An der Hochschule wurde zwar Nachhaltigkeits-Unterricht angeboten, darin wurden aber hauptsächlich Grundmaterialien besprochen und wie man Prozesse oder Entscheidungen auf diese bezogen nachhaltiger gestalten kann. Es wurde wenig an Information zu natürlichen Färbe- und Druckmöglichkeiten angeboten. Dieser Lücke widmen sie sich. In den vielfältigen Schieflagen in der Textilbranche ist selbst das Färben bereits ein großes Feld. Es umfasst eine Auseinandersetzung damit, wie in der Großindustrie momentan mit chemischen Farben und Kunstfasern gearbeitet wird und gleichzeitig stellt sich das kollektiv min auch die Fragen: Wie wurde vor der Industrialisierung gefärbt und muss unsere Kleidung überhaupt gefärbt sein? Durch ihre Projekte entdecken sie immer wieder neue Aspekte oder Pflanzen, mit denen man auf natürliche Weise färben kann.
Pflanzliches Färben
In der Textilindustrie verbreitete Färbeprozesse tragen in großem Umfang zu Belastung der Umwelt - besonders Wasserverschmutzung - bei. Nachhaltigere Zugänge sind notwendig. Doch selbst natürliche Farben für Textilfärbeprozesse zu gewinnen, kann manchmal auch im Widerspruch zu Nachhaltigkeit stehen. Bei natürlicheren Techniken entsteht anfangs der Eindruck, dass es sich hauptsächlich um Pflanzen und natürliche Fasern handelt und es darum automatisch nachhaltiger sei, erklärt Marianne. "Bei klassischen Färbepflanzen, die man online bestellen kann, gibt es auch einige, deren Nutzung für die gesamte Textilindustrie trotz natürlichem Material kritisiert werden könnte." Als Beispiel nennt Marianne Blauholz, ein Tropenholz, welches zur Abholzung des Tropenwalds beiträgt und weite Transportwege erfordert. Andere natürliche Farben werden neben Pflanzen zudem durch Kleintiere wie beispielsweise Läuse gewonnen. In dem kleinen Rahmen, in dem das kollektiv min mit Materialien wie diesen arbeitet, stellen sich andere Fragen, als wenn die Massenindustrie nur noch mit natürlichen Farben färben würden. Diese Dimensionen mitzudenken ist wesentlich. Momentan wird auch nach weiteren Methoden geforscht, um Färbeprozesse fairer zu gestalten - unter anderem durch eine geringere Wassernutzung.

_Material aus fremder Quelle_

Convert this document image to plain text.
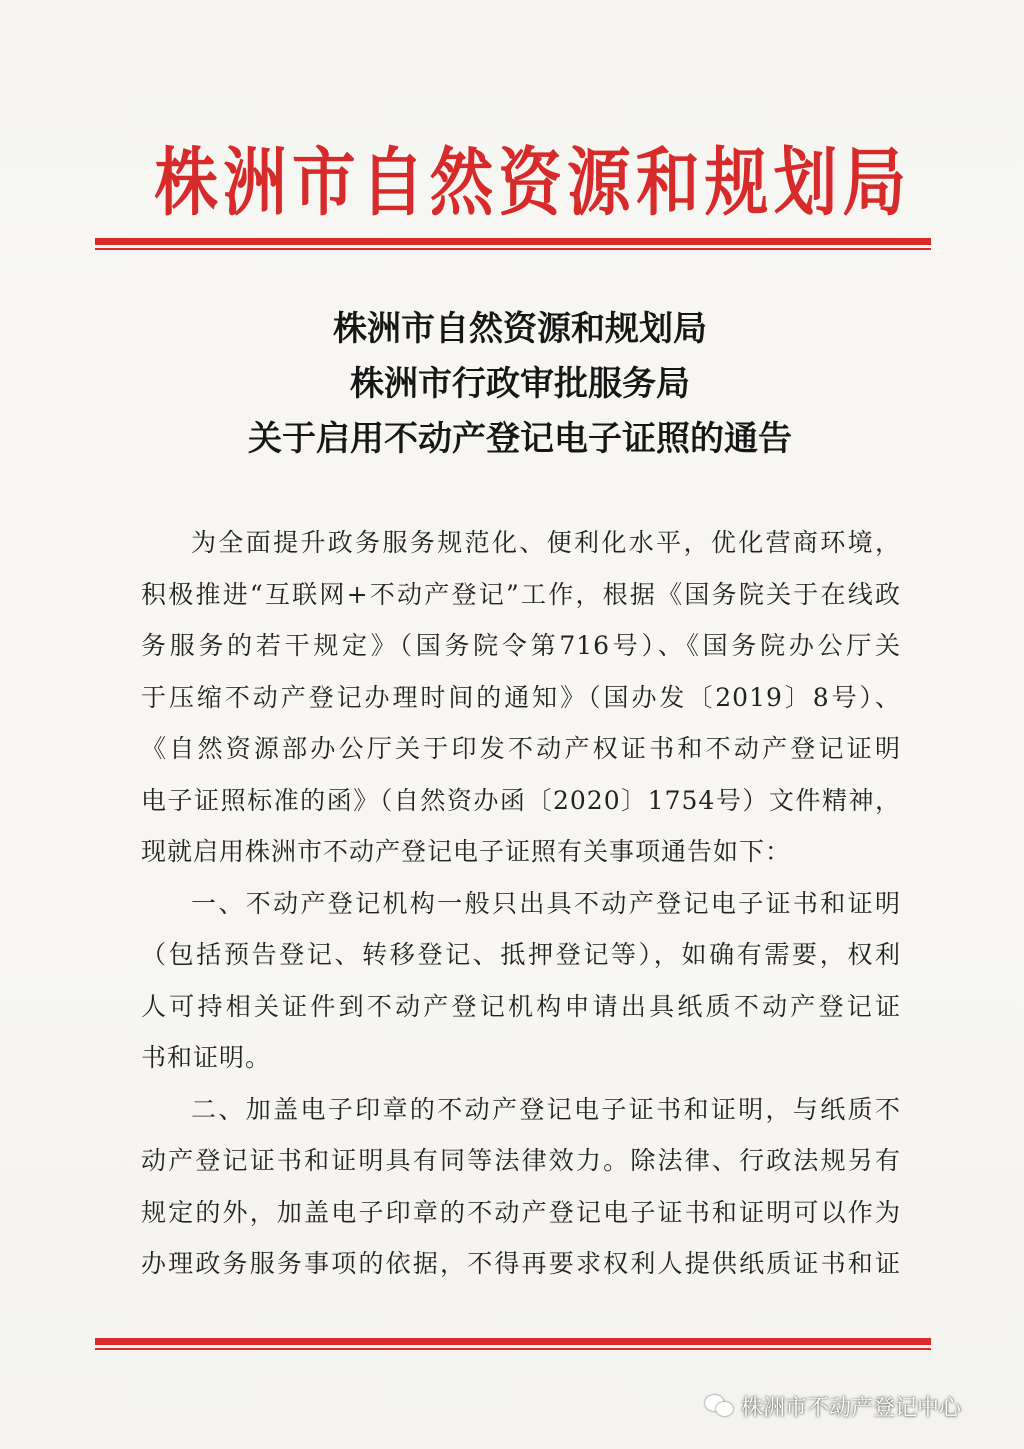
株洲市自然资源和规划局
株洲市自然资源和规划局
株洲市行政审批服务局
关于启用不动产登记电子证照的通告
为全面提升政务服务规范化、便利化水平，优化营商环境，
积极推进“互联网+不动产登记”工作，根据《国务院关于在线政
务服务的若干规定》（国务院令第716号）、《国务院办公厅关
于压缩不动产登记办理时间的通知》（国办发〔2019〕8号）、
《自然资源部办公厅关于印发不动产权证书和不动产登记证明
电子证照标准的函》（自然资办函〔2020〕1754号）文件精神，
现就启用株洲市不动产登记电子证照有关事项通告如下：
一、不动产登记机构一般只出具不动产登记电子证书和证明
（包括预告登记、转移登记、抵押登记等），如确有需要，权利
人可持相关证件到不动产登记机构申请出具纸质不动产登记证
书和证明。
二、加盖电子印章的不动产登记电子证书和证明，与纸质不
动产登记证书和证明具有同等法律效力。除法律、行政法规另有
规定的外，加盖电子印章的不动产登记电子证书和证明可以作为
办理政务服务事项的依据，不得再要求权利人提供纸质证书和证
株洲市不动产登记中心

Die eigene Praxis zu reflektieren und transparent zu sein, welche Materialien sie selbst nutzen, ist Ida, Nina und Marianne sehr wichtig. „Also wir versuchen bei den Stoffen, die wir färben, genau darzulegen: Wie viel Wasser haben wir gebraucht und welche Materialien genutzt? Woher kommen diese? Wir haben den Anspruch, so nachhaltig wie möglich zu arbeiten, aber gewisse Farben erreichen wir eben nur mit dem nicht ganz so nachhaltigen Blauholz. Und da stellen wir uns auch die Frage, ob wir es brauchen oder nicht. Und wenn wir uns entscheiden, dass wir es brauchen, ist es uns wichtig, das transparent zu kommunizieren“, erklärt Marianne. Umso mehr können sie damit aufzeigen, dass auch sie noch keine abschließend beste Lösung gefunden haben und genau diesen Prozess zu thematisieren. In kleinerem Rahmen ist das auch vertretbarer als bezogen auf eine riesige Industrie, wo es andere Optionen braucht. Den regionalen Faktor sollte man sich hier auch bewusst machen, also dass beispielsweise Wasser mancherorts eine so knappe Ressource ist, dass das Färben umso schädlicher ist.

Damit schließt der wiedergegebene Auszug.